The Bank of England, now owned by the Government, was the first privately owned National Bank in the world and is the second oldest Central Bank, the oldest being the Bank of Sweden.
Established in 1694, the Bank of England was founded after naval defeats by the French had left the country deeply in debt. King William III needed to raise a large amount of money to re-build the British Navy and regain global power.
The King turned to two city merchants who proposed to create a national bank that would raise share-capital and lend it to the Government in return for an 8% interest charge. The Government would guarantee the loan, the national debt, through the Tonnage Act, rising taxes on shipping and alcohol.
The commercial activity generated from strengthening the navy transformed the economy. Britain became prosperous and with the new power of the Royal Navy, a dominant world power.

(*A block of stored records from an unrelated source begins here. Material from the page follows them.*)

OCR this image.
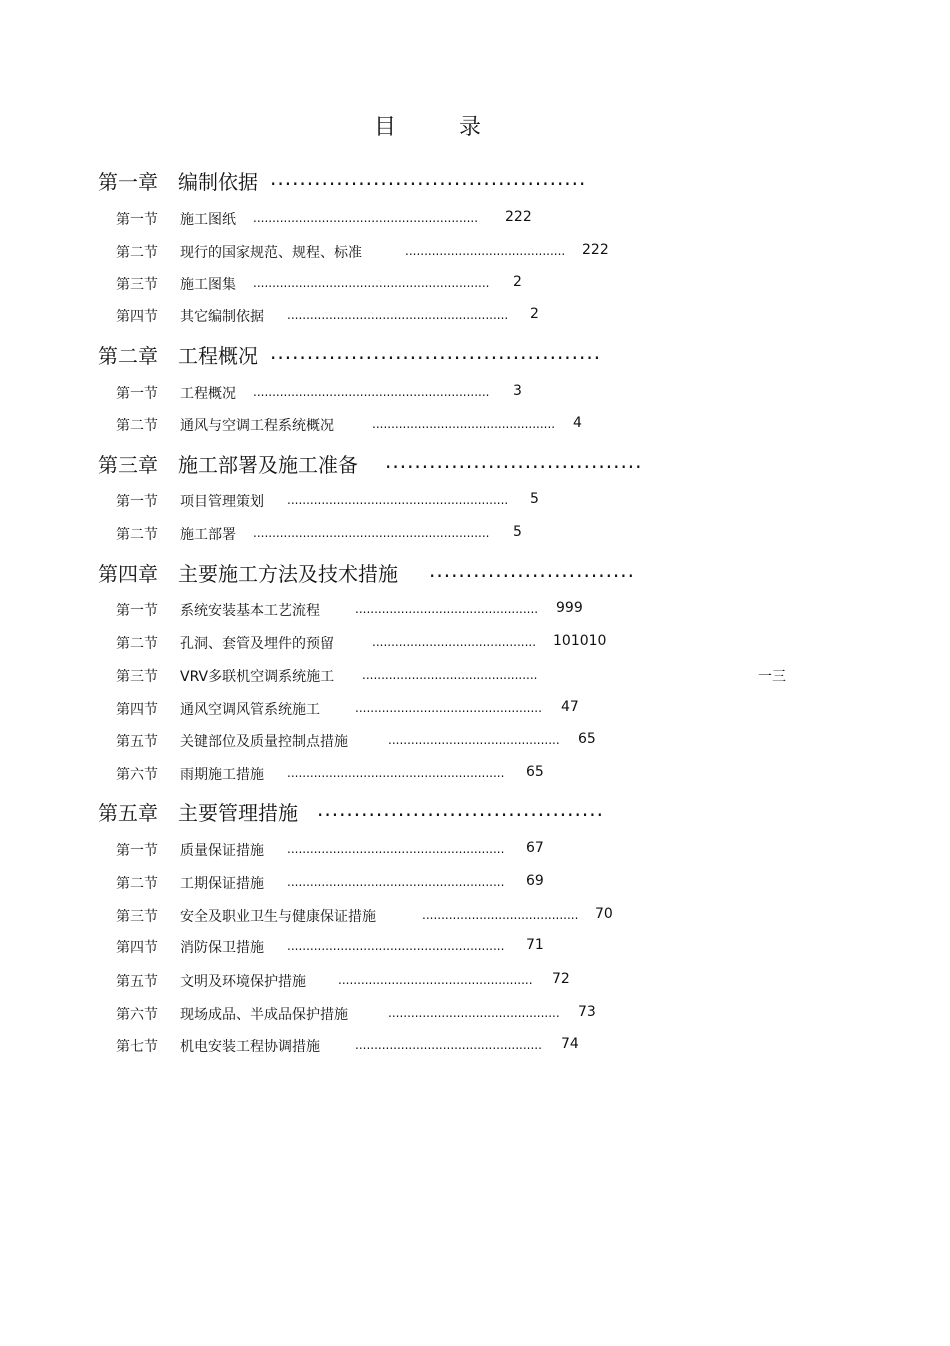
目 录
第一章 编制依据 ...........................................
第一节 施工图纸 ........................................................... 222
第二节 现行的国家规范、规程、标准	.......................................... 222
第三节 施工图集 .............................................................. 2
第四节 其它编制依据 .......................................................... 2
第二章 工程概况 .............................................
第一节 工程概况 .............................................................. 3
第二节 通风与空调工程系统概况	................................................ 4
第三章 施工部署及施工准备 ...................................
第一节 项目管理策划 .......................................................... 5
第二节 施工部署 .............................................................. 5
第四章 主要施工方法及技术措施 ............................
第一节 系统安装基本工艺流程	................................................ 999
第二节 孔洞、套管及埋件的预留	........................................... 101010
第三节 VRV多联机空调系统施工 ..............................................	一三
第四节 通风空调风管系统施工	................................................. 47
第五节 关键部位及质量控制点措施	............................................. 65
第六节 雨期施工措施 ......................................................... 65
第五章 主要管理措施 .......................................
第一节 质量保证措施 ......................................................... 67
第二节 工期保证措施 ......................................................... 69
第三节 安全及职业卫生与健康保证措施	......................................... 70
第四节 消防保卫措施 ......................................................... 71
第五节 文明及环境保护措施	................................................... 72
第六节 现场成品、半成品保护措施	............................................. 73
第七节 机电安装工程协调措施	................................................. 74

In return for more loans to the Government, the South Sea Company secured a monopoly in trade with South America, sending their shares to 10 times their value. This speculation lead to all shares rising out of control causing the famous stock market crash of 1720, ‘South Sea Bubble’.
In 1781 The Bank of England became the bankers' bank and was required to keep enough gold in reserves to pay all its issued notes on demand, a promise still printed on every bank note today.
The Bank's original home was in Walbrook moving to its current location on Threadneedle Street in 1734. The present building, covering 3.5 acres, stands on an island site surrounded by huge walls. The underground vault, which contains more space than a large office block, holds gold reserves of the UK and many other countries making it one the largest stocks of gold bullion in the world.
Today the Bank is responsible for setting interest rates, controlling the UK’s gold reserves and issuing bank notes in England and Wales. Standing at the center of the UK's financial system it is the model on which most modern central banks have been based.
For security reasons the main Bank of England building is not open to the gereneral public. The Bank's museum, which is free to enter, is situated on Bartholomew Lane, off Threadneedle Street.